Dalam penjelasan Pasal 4 ayat (1) huruf g UU PPh disebutkan macam-macam dividen, yaitu:
- pembagian laba baik secara langsung ataupun tidak langsung, dengan nama dan dalam bentuk apapun;
- pembayaran kembali karena likuidasi yang melebihi jumlah modal yang disetor;
- pemberian saham bonus yang dilakukan tanpa penyetoran termasuk saham bonus yang berasal dari kapitalisasi agio saham;
- pembagian laba dalam bentuk saham;
- pencatatan tambahan modal yang dilakukan tanpa penyetoran;
- bagian laba sehubungan dengan pemilikan obligasi;
- bagian laba yang diterima oleh pemegang polis;
- pembagian berupa sisa hasil usaha kepada anggota koperasi;
- pengeluaran perusahaan untuk keperluan pribadi pemegang saham yang dibebankan sebagai biaya perusahaan.
- Biaya yang dibebankan atau dikeluarkan untuk kepentingan pribadi pemegang saham, sekutu, atau anggota.
Biaya-biaya yang dikeluarkan perusahaan untuk kepentingan pribadi pemegang saham, sekutu, atau anggota tidak dapat dikurangkan dari penghasilan bruto perusahaan. Contoh biaya tersebut di antaranya perbaikan rumah pribadi, biaya perjalanan pribadi dan keluarga, biaya premi asuransi yang dibayar oleh perusahaan untuk kepentingan pribadi para pemegang saham atau keluarganya.
Pada dasarnya, semua pengeluaran untuk kepentingan pribadi tidak dapat dibiayakan. Kenapa? Seharusnya, kepentingan pribadi itu dibiayai oleh dividen. Jadi, penghasilan yang dinikmati oleh pribadi dan keluarga harus setelah dikenai pajak penghasilan.
- Pembentukan atau pemupukan dana cadangan.
Pada dasarnya, dana cadangan bukanlah biaya karena belum terealisasi.
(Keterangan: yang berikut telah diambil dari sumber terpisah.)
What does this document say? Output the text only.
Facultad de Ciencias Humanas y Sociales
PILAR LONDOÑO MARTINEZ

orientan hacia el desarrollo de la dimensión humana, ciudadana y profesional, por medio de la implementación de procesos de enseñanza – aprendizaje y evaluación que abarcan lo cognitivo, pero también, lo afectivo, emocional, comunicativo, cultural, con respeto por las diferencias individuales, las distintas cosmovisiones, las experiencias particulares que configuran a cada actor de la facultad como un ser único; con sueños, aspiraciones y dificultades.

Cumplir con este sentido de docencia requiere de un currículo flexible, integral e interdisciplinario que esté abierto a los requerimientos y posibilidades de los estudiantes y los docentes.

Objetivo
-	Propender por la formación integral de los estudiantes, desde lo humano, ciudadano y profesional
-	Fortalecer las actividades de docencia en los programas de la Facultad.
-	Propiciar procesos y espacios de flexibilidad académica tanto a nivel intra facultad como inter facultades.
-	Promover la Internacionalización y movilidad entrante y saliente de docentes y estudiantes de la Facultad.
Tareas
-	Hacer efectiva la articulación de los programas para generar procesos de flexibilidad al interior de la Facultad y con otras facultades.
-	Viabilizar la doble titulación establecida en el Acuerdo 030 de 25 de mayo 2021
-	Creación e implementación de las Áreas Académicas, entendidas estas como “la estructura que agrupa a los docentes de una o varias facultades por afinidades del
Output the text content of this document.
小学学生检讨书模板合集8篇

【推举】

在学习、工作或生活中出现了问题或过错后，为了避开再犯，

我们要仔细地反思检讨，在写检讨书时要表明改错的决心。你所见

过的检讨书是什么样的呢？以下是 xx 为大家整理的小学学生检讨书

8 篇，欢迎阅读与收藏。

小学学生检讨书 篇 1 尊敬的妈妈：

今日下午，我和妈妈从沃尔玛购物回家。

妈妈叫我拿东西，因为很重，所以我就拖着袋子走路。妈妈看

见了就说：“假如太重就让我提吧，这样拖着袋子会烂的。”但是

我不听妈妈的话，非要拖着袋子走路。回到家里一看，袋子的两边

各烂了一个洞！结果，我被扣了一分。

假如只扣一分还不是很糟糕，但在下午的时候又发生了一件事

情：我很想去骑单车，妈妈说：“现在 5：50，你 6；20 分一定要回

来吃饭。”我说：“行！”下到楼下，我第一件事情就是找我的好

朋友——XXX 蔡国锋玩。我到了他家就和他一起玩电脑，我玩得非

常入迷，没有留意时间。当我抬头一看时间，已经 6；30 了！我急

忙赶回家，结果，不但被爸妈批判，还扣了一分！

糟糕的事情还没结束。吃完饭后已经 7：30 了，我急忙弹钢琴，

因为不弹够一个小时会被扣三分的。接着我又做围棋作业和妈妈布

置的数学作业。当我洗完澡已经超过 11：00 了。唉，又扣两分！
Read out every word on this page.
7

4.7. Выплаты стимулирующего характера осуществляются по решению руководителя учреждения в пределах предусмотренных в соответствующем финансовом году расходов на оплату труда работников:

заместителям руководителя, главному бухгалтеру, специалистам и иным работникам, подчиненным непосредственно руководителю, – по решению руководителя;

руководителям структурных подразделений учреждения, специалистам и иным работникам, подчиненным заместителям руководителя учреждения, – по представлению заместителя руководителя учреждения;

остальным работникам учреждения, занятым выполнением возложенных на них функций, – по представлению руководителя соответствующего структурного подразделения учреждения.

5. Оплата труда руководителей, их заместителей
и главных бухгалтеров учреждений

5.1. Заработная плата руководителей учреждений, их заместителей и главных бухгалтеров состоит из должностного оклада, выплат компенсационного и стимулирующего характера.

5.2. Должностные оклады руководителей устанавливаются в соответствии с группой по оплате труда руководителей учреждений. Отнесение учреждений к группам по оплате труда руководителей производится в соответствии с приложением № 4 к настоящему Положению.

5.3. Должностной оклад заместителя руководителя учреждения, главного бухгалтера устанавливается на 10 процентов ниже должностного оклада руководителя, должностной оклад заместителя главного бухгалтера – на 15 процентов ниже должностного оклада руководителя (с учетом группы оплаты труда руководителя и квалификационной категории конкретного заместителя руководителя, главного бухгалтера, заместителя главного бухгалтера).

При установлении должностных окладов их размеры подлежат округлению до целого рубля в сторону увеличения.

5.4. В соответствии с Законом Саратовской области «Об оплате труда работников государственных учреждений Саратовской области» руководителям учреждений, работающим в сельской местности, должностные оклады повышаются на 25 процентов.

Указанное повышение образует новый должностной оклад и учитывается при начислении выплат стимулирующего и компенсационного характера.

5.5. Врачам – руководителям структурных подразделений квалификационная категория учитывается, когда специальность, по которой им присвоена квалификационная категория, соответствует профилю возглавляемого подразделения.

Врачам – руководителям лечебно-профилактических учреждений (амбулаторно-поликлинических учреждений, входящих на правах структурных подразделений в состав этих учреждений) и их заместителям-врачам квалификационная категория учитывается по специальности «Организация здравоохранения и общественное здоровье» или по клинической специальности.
Namun, menyesuaikan dengan kelaziman usaha di bidang keuangan yang memperbolehkan adanya pembentukan dana cadangan, UU PPh mengatur pengecualian tersebut.
Dana cadangan piutang tak tertagih yang diperbolehkan menjadi pengurang penghasilan bruto menurut Pasal 9 ayat (1) huruf c UU PPh adalah:
- cadangan piutang tak tertagih untuk usaha bank dan badan usaha lain yang menyalurkan kredit, sewa guna usaha dengan hak opsi, perusahaan pembiayaan konsumen, dan perusahaan anjak piutang;
- cadangan untuk usaha asuransi termasuk cadangan bantuan sosial yang dibentuk oleh Badan Penyelenggara Jaminan Sosial;
- cadangan penjaminan untuk Lembaga Penjamin Simpanan;
- cadangan biaya reklamasi untuk usaha pertambangan
- cadangan biaya penanaman kembali untuk usaha kehutanan; dan
- cadangan biaya penutupan dan pemeliharaan tempat pembuangan limbah industri untuk usaha pengolahan limbah industri.